A few teachers became immediately defensive. “Our kids don’t come to us with the background knowledge and study skill they need to be successful,” they explained.
“Where were they supposed to learn how to study?” we asked. The high school teachers pointed to the middle school teachers. The middle school teachers blamed the elementary teachers.
“If no one owns the teaching of these soft skills, it’s no wonder your students don’t have them,” we mused.
From there, we lead teachers into a really interesting discussion about why students weren’t coming in with the soft skills they needed and how they could help them acquire them. We quickly realized that while the workshop was supposed to help teams better vertically align the curriculum, we wouldn’t get anywhere unless we first dealt with soft skills.

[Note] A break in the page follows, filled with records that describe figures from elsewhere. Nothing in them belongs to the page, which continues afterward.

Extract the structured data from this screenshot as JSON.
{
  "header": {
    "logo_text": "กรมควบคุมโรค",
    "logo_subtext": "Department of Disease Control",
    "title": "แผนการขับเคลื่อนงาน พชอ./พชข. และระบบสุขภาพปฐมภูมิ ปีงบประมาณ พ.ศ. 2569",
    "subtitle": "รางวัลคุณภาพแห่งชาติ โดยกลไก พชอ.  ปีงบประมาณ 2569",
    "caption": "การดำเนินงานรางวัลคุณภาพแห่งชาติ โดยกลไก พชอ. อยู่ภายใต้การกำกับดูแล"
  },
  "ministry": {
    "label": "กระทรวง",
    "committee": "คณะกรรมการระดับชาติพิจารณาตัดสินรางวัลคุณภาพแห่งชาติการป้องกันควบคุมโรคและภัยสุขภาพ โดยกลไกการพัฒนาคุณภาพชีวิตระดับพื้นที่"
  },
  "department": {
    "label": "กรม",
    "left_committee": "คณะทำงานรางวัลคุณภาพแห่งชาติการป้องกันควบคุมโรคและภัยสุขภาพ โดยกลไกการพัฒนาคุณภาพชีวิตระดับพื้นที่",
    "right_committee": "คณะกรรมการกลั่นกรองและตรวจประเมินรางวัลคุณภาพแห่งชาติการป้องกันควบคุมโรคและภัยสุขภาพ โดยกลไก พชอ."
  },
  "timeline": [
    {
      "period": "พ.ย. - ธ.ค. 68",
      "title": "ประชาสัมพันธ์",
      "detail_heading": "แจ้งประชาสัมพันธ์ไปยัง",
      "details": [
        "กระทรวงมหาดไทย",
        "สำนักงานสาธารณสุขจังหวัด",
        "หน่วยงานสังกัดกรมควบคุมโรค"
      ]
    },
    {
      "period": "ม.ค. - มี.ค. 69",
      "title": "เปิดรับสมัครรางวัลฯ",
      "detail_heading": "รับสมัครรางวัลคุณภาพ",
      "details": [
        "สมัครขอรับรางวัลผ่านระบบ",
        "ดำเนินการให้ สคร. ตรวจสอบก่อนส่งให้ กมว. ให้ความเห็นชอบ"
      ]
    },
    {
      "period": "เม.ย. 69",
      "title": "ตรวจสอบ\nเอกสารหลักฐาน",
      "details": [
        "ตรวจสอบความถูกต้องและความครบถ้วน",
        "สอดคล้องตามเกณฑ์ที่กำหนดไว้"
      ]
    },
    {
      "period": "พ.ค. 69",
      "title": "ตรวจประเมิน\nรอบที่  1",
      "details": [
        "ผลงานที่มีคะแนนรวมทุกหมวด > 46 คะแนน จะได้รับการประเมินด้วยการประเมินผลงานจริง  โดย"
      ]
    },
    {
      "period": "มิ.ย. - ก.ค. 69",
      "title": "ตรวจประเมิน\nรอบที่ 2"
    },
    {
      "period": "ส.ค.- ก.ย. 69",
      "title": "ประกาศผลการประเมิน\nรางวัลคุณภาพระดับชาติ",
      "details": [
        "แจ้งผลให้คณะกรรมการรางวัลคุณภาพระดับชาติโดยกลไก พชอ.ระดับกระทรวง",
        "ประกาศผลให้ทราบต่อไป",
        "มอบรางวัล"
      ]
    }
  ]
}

So we did. We shifted gears and started with identifying the key soft skills students would need to be successful. We looked at both non-cognitive skills (such study skills, social skills, and the ability to set long-term goals), thinking skills (such as comparison contrast and error analysis), and thinking processes (such as decision making and problem solving). First, we made sure that everyone understood what these skills really entailed, then we asked vertical teams to work together to determine when they would help students acquire each of these skills. Would students learn study skills in seventh grade or was that too late? Perhaps students should learn error analysis in grade nine to prepare them for the problem solving tasks they would have to complete in grade 10. We even went a little further, pushing teams to identify when students would be introduced to the skill, when they would reinforce the skills, and finally, when they would extend the skill. At the end of the day, all the teams walked away with a list of over 25 soft skills and a plan for when they would introduce, reinforce, and extend those skills over time.
Too often, we spend time in vertical team meetings trying so hard to get the curriculum perfectly aligned that we miss the critical soft skills that help students access the curriculum in the first place. Instead, take time to look at the soft skills so many students are missing and look at ways to help students acquire these. Doing so will help your students reach curricular goals much easier.